Walking into a small bookstore in the Village is an anomaly in itself. There are so many to choose from on nearly every corner, some niche, some secondhand. Each delivers a unique experience that you could not find elsewhere yet masters an aura of familiarity that could make anyone feel at home. The door chimes and floor creaks make you wonder if Mark Twain himself wandered through the aisles, no matter how new the business could be. Tall, alphabetized shelves tower over you, but that doesn’t really matter. You can’t find what you need without taking in everything around you. These small bookstores define organized chaos. It’s like walking into a personal library, open for your perusal.
It is surprising that physical books have not become obsolete in an increasingly digital culture. According to a market analysis conducted by Grand View Research, online book services are expected to grow at a rate of 5.8 percent by 2027 globally, indicative of a growth in digital readership. Researchers accredit this development to a general desire for convenience, especially in educational settings where, even before the pandemic, educators provided material that is almost always available online. Additionally, the push for a more paperless lifestyle should influence a decline in the popularity of purchasing physical copies of books. However, human practices don’t seem to align with these expected shifts in consumer behavior.
Book-lover Jasmine Venet, an English major at NYU, never hopped on the e-book bandwagon.
“I don’t read e-books. I enjoy the feeling of holding a book in my hand and being able to flip the pages. E-books can’t replicate that sensation. Nothing really can. It’s a tangible thing that I don’t think will ever die out,” said Venet.
Despite the ever-lasting appeal of owning physical copies of books, there is no denying that small independent bookstores have suffered from the advent of Amazon.
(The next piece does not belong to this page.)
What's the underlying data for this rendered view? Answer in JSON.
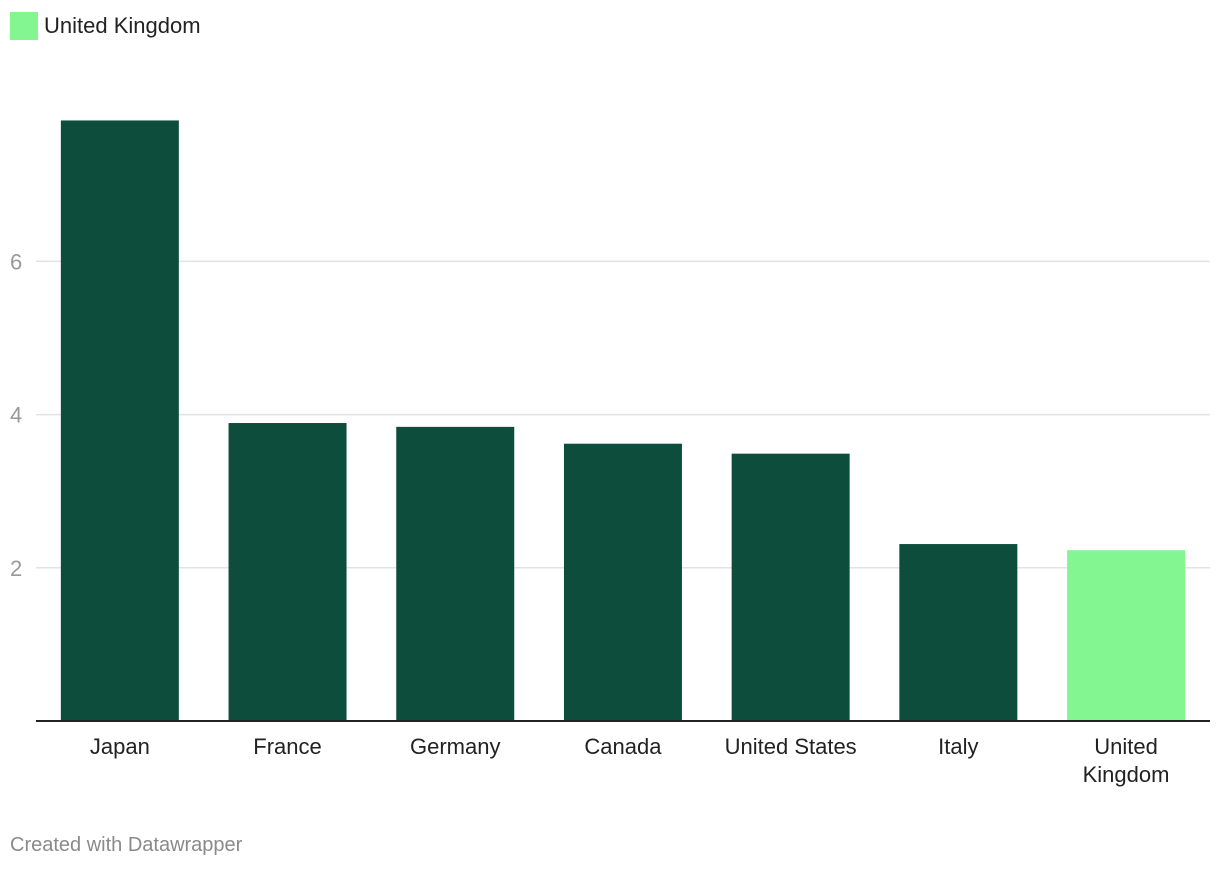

Several have had to hustle to survive in creative ways through a changing consumer landscape and through a two-year disruption in the form of a global pandemic. Data from the American Booksellers Association confirms that by October of 2020, at least one independent bookstore shut down each week since the pandemic began. To stay in business before mass vaccination and lifted restrictions, local booksellers worked hard to incorporate mail-orders and curbside pick-up services to overcome severe economic losses.
Outside of the threat of e-commerce, independent bookstores remained vulnerable on another front. Large retail bookstores (like Barnes & Noble) served as their stealthiest competition. While Barnes & Noble also experienced a significant dip in sales in the post-Amazon era, as of last year book sales at the chain were up 14 percent. Barnes & Noble remains an attractive option for bookstore frequenters. It has the luxury of space and avid resources to help sustain the physical book industry, which, despite the rise in digital formats and accessibility, brings 76 percent of publishers’ sales revenue.
Because of this, there is no evident reasoning as to how independent bookstores have managed to sustain themselves as a niche location for book-lovers. These businesses stayed afloat through turbulent times while representing an endangered industry.
Left Bank Books in the West Village is just one example of an indie bookstore that managed to do just that. Left Bank Books (LBB) stores a tightly curated selection of books, magazines, and ephemera from books bought from private people within the Village, reflecting the neighborhood’s taste, history, and sensibility back to it.
Erik DuRon, one of the store’s owners, recounted that at the onset of the pandemic, LBB had to shut down for four months before re-opening with curtailed hours and abiding by all health and safety guidelines and protocols. The holiday season was more of a return to normalcy for the store owners but with an added arsenal of learning how to navigate unforeseen situations.
According to DuRon, maintaining a digital space during the pandemic played a significant role in the business’s survival, such as regular communication with subscribers through a mailing list, with other added efforts.
“I rode the train to the shop once a week to process, pack, and ship orders and also delivered books once a week to our cataloger so she could write descriptions, picking up the last batch each visit. We have a great, regular clientele and they really showed up for us during this period,” said DuRon.
DuRon takes pride in his “very local, community-sustained business” and is on a first-name basis with most customers (and their dogs!). Though the store is just about three years old, Amazon has not impacted the specialty bookstore in a meaningful way.
“Funnily, at one point during lockdown I came into the shop to find that someone had written ‘overpriced books’ on the sign we put on our gate directing people to our website. Rather than getting mad and throwing it away, I wrote ‘Go buy on Amazon then, punk’ below and left it in place,” said DuRon.
So what explains the charm of independent bookstores over other, potentially more convenient options?
Venet, a regular indie bookstore frequenter, understands it completely.
“I enjoy the sense of community in an independent bookstore. I like the idea of supporting a small business over a large corporation, like Barnes & Noble or even buying on Amazon,” said Venet.
“In general, people who truly care about books, and the artistic and intellectual values they represent, want real interactions,” said DuRon, echoing her sentiments. “These same people also care about sustaining a viable street culture, with small, unique businesses as the backbone, in the places where they live.”